Isaiah Thomas ready to return, provide spark for Suns' offense
PHOENIX -- As an unofficial provider of electricity for the Suns, Isaiah Thomas understands his job description.
"I'm an energy guy," said Thomas, whose bum ankle has rallied enough for him to fully participate in Thursday's practice. "If I don't have energy, I'm not that good of a basketball player."
While he understands the role, he doesn't always love it. But hired to supply Phoenix with some sizzle off the bench, the first-year Suns point guard also has been a lightning rod for debate.
Most of this chatter co-stars Eric Bledsoe and Goran Dragic, teammates and fellow point guards attempting to co-exist in the Suns' attempt to dribble-drive opponents into surrender.
Although Thomas generally has excelled in his assigned role, relatively slow beginnings from Bledsoe and Dragic frequently were credited -- by fans and the fourth estate -- to Thomas disrupting a level of rhythm attached to the team last season.
But having worked without him for the past eight games (five of which were losses_, the Suns have furnished evidence that suggests other variables could be at work.
In three victories without Thomas, Bledsoe has produced 21 points and 10 assists in one game, 27 points and 7 dimes in another, and 19 points and seven assists in the third.
In these same events, Dragic has gone for 20 and 4, 34 and 3 and 28 and 13. Yeah, that's crazy impressive.
But the five defeats have been far less memorable. Dragic had just 7 points in one of the Thomas-free losses. Bledsoe backed up a 27-16-11 triple-double with a triple-single one night later.
This reminds us that attaching blame or credit can be tricky endeavors.

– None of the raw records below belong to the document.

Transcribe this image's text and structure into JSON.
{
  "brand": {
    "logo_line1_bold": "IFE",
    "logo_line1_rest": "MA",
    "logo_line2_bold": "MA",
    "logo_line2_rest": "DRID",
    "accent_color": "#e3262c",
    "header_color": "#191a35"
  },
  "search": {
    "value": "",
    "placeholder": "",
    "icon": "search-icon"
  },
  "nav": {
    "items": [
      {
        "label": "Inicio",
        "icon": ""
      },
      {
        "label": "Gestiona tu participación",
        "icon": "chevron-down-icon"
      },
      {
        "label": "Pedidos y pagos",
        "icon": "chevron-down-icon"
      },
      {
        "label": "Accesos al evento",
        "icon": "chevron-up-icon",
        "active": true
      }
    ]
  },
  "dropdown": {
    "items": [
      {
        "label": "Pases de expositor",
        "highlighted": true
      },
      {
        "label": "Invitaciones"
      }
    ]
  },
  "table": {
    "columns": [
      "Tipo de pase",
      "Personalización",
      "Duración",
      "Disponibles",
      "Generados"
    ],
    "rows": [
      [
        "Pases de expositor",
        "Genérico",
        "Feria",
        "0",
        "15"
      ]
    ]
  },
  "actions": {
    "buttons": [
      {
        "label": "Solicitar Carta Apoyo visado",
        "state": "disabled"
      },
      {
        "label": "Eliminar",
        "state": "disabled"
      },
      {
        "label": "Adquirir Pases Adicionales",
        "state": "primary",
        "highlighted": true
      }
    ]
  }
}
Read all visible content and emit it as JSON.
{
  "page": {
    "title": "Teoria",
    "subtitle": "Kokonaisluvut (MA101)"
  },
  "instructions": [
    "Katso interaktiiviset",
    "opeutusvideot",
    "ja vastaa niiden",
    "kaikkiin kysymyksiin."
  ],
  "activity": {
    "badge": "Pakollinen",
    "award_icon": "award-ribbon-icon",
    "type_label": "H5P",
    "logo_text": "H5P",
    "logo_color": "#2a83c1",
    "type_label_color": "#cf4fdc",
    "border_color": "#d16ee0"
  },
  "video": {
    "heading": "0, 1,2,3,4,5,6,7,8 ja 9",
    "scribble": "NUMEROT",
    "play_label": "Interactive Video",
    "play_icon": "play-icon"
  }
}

When asked if not participating for eight consecutive games provided him with any newly acquired Suns-related insight, Thomas was a bit skeptical.

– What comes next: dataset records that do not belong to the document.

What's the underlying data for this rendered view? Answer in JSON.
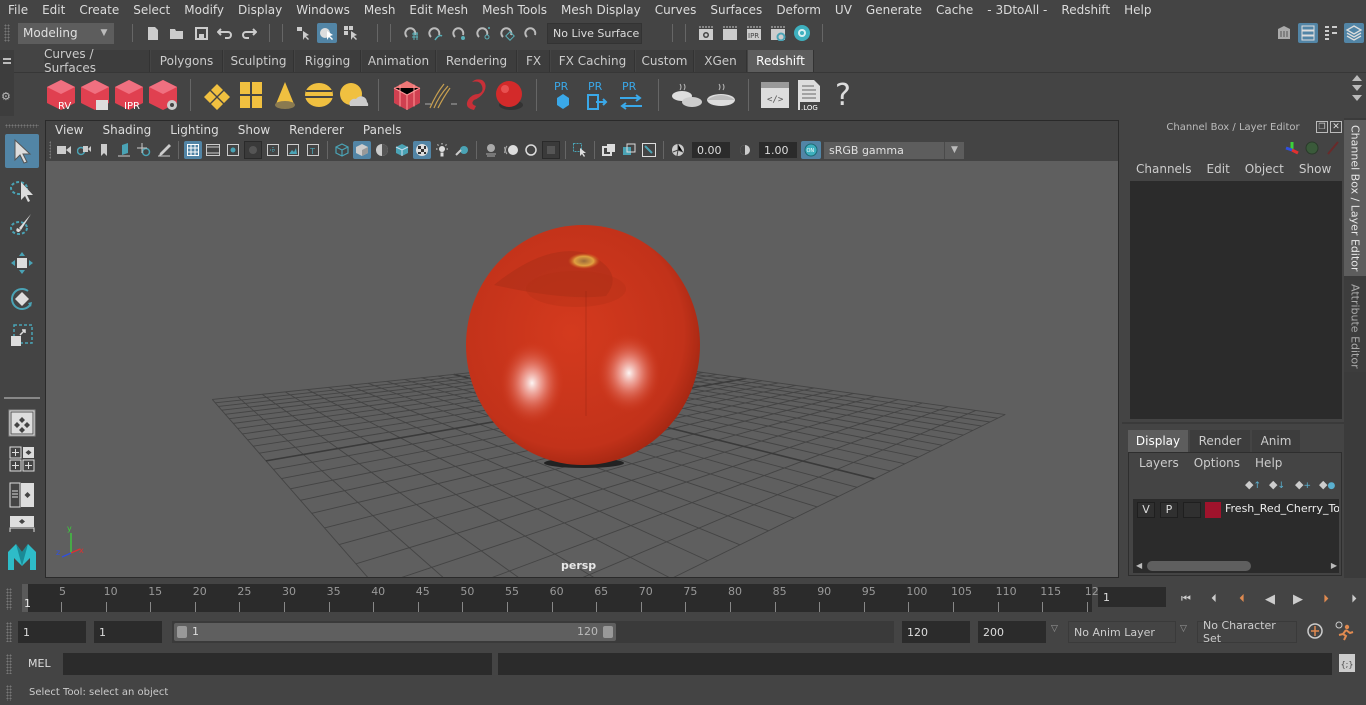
{
  "menubar": [
    "File",
    "Edit",
    "Create",
    "Select",
    "Modify",
    "Display",
    "Windows",
    "Mesh",
    "Edit Mesh",
    "Mesh Tools",
    "Mesh Display",
    "Curves",
    "Surfaces",
    "Deform",
    "UV",
    "Generate",
    "Cache",
    "- 3DtoAll -",
    "Redshift",
    "Help"
  ],
  "statusline": {
    "workspace": "Modeling",
    "live_surface": "No Live Surface"
  },
  "shelf": {
    "tabs": [
      "Curves / Surfaces",
      "Polygons",
      "Sculpting",
      "Rigging",
      "Animation",
      "Rendering",
      "FX",
      "FX Caching",
      "Custom",
      "XGen",
      "Redshift"
    ],
    "active_tab": "Redshift",
    "icons": [
      {
        "name": "redshift-render-view-icon",
        "label": "RV"
      },
      {
        "name": "redshift-batch-render-icon",
        "label": ""
      },
      {
        "name": "redshift-ipr-icon",
        "label": "IPR"
      },
      {
        "name": "redshift-render-settings-icon",
        "label": ""
      },
      {
        "name": "redshift-light-rect-icon",
        "label": ""
      },
      {
        "name": "redshift-light-portal-icon",
        "label": ""
      },
      {
        "name": "redshift-spot-light-icon",
        "label": ""
      },
      {
        "name": "redshift-dome-light-icon",
        "label": ""
      },
      {
        "name": "redshift-sun-sky-icon",
        "label": ""
      },
      {
        "name": "redshift-proxy-icon",
        "label": ""
      },
      {
        "name": "redshift-hair-icon",
        "label": ""
      },
      {
        "name": "redshift-volume-icon",
        "label": ""
      },
      {
        "name": "redshift-material-icon",
        "label": ""
      },
      {
        "name": "redshift-pr-import-icon",
        "label": "PR"
      },
      {
        "name": "redshift-pr-export-icon",
        "label": "PR"
      },
      {
        "name": "redshift-pr-convert-icon",
        "label": "PR"
      },
      {
        "name": "redshift-bake-multi-icon",
        "label": ""
      },
      {
        "name": "redshift-bake-icon",
        "label": ""
      },
      {
        "name": "redshift-script-icon",
        "label": "</>"
      },
      {
        "name": "redshift-log-icon",
        "label": ".LOG"
      },
      {
        "name": "redshift-help-icon",
        "label": "?"
      }
    ]
  },
  "viewport": {
    "menu": [
      "View",
      "Shading",
      "Lighting",
      "Show",
      "Renderer",
      "Panels"
    ],
    "exposure": "0.00",
    "gamma": "1.00",
    "color_management": "ON",
    "color_space": "sRGB gamma",
    "camera_label": "persp",
    "axis": {
      "x": "x",
      "y": "y",
      "z": "z"
    }
  },
  "channel_box": {
    "title": "Channel Box / Layer Editor",
    "menu": [
      "Channels",
      "Edit",
      "Object",
      "Show"
    ]
  },
  "layer_editor": {
    "tabs": [
      "Display",
      "Render",
      "Anim"
    ],
    "active_tab": "Display",
    "menu": [
      "Layers",
      "Options",
      "Help"
    ],
    "layers": [
      {
        "visible": "V",
        "playback": "P",
        "type": "",
        "color": "#a0132c",
        "name": "Fresh_Red_Cherry_Tom"
      }
    ]
  },
  "side_tabs": [
    "Channel Box / Layer Editor",
    "Attribute Editor"
  ],
  "timeline": {
    "ticks": [
      "5",
      "10",
      "15",
      "20",
      "25",
      "30",
      "35",
      "40",
      "45",
      "50",
      "55",
      "60",
      "65",
      "70",
      "75",
      "80",
      "85",
      "90",
      "95",
      "100",
      "105",
      "110",
      "115",
      "12"
    ],
    "current_frame_marker": "1",
    "current_frame": "1"
  },
  "range": {
    "start": "1",
    "playback_start": "1",
    "slider_start": "1",
    "slider_end": "120",
    "playback_end": "120",
    "end": "200",
    "anim_layer": "No Anim Layer",
    "character_set": "No Character Set"
  },
  "command": {
    "language": "MEL",
    "input": "",
    "result": ""
  },
  "help_line": "Select Tool: select an object"
}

"Not really," he said. "I don't play the whole game, so I definitely sit and watch when I'm not out there playing anyway."
He did, however, attempt to make productive use of his time out of uniform.
"(I) try to become more of a student of the game when you're not out there," he said, "not just sit behind the bench cheering guys. Telling guys what you see out there. Sometimes when you're out on the floor, you don't see what the coaches see or what other players are watching. So I was just trying to maintain being a leader and helping out as much as I can when I'm not out there on the court."
Thomas said he'll play Friday night against the Detroit Pistons at US Airways Center if his ankle responds as well as it did Thursday and has no doubt about what he can give the Suns when he suits up.
"Just orchestrating the team as a point guard," he said. "Getting guys in the right spots . . . not that Eric and Goran don't do a great job at that. But sometimes we have holes in the game when we don't know what play we're in, we don't know what we're doing. I hope I can help in that matter, just being a guy out there that can create things for others and for himself."
Through the Suns' first 15 games, Thomas conjured 15.5 points and 4.1 assists per game, making 39 percent of his 3-point attempts and 43.5 percent of his shots overall.
Chosen with the 60th (and last) selection in the 2011 NBA Draft, the 5-foot-9 lefty averaged 20.3 points and 6.3 assists during his third season as a Sacramento King. But his reputation as a dominant handler and shooter of the basketball didn't inspire the Kings to retain him in free agency.
Although he and the Suns both knew their respective tendencies when a contract was struck, Thomas simply fulfilling his prescribed role created the aforementioned questions regarding on-court chemistry.
Having presided over several recent interludes of stagnant offense, Suns coach Jeff Hornacek is more concerned with having fresh players to maintain his preferred pace.
So, with the Suns' current three-game losing streak ending a four-games-in-five-nights run that featured heavy minutes from their healthy guards, the coach is happy to have another weapon.
"Obviously, when you have to play someone a lot of minutes it wears 'em down," Hornacek said. "(Now) we can give 'em a break and still be able to push the ball."
And to be effective in his role, Thomas is required to accelerate that tempo.
"I think he'll be ready," Hornacek said. "He looked OK."
Thomas was pretty satisfied with how he felt after his first full team workout since the injury.
"A lot better," he said of the ankle. "The best it's felt since I got injured. There's still some pain in there, but for the most part, I can tolerate it a little bit. So, hopefully, if it responds good tomorrow I'm gonna play. Like I said, once I could tolerate the pain, I could move out there a little bit, I could play.
"There's still some cuts . . . going left, it hurts . . . it's got the most pain in it. If it responds tomorrow, I'm going to definitely be out there playing. I'm tired of sitting behind the bench and watching . . . just watching . . . that's the toughest part. I've been watching film every night, seeing where we can get better. That's my job as a point guard. It's tough, it's frustrating when you have an injury and you can't do nothing about it. You can't control how your body responds. I'm ready to get back out there. If I can move as good as I did today, I'll be out there."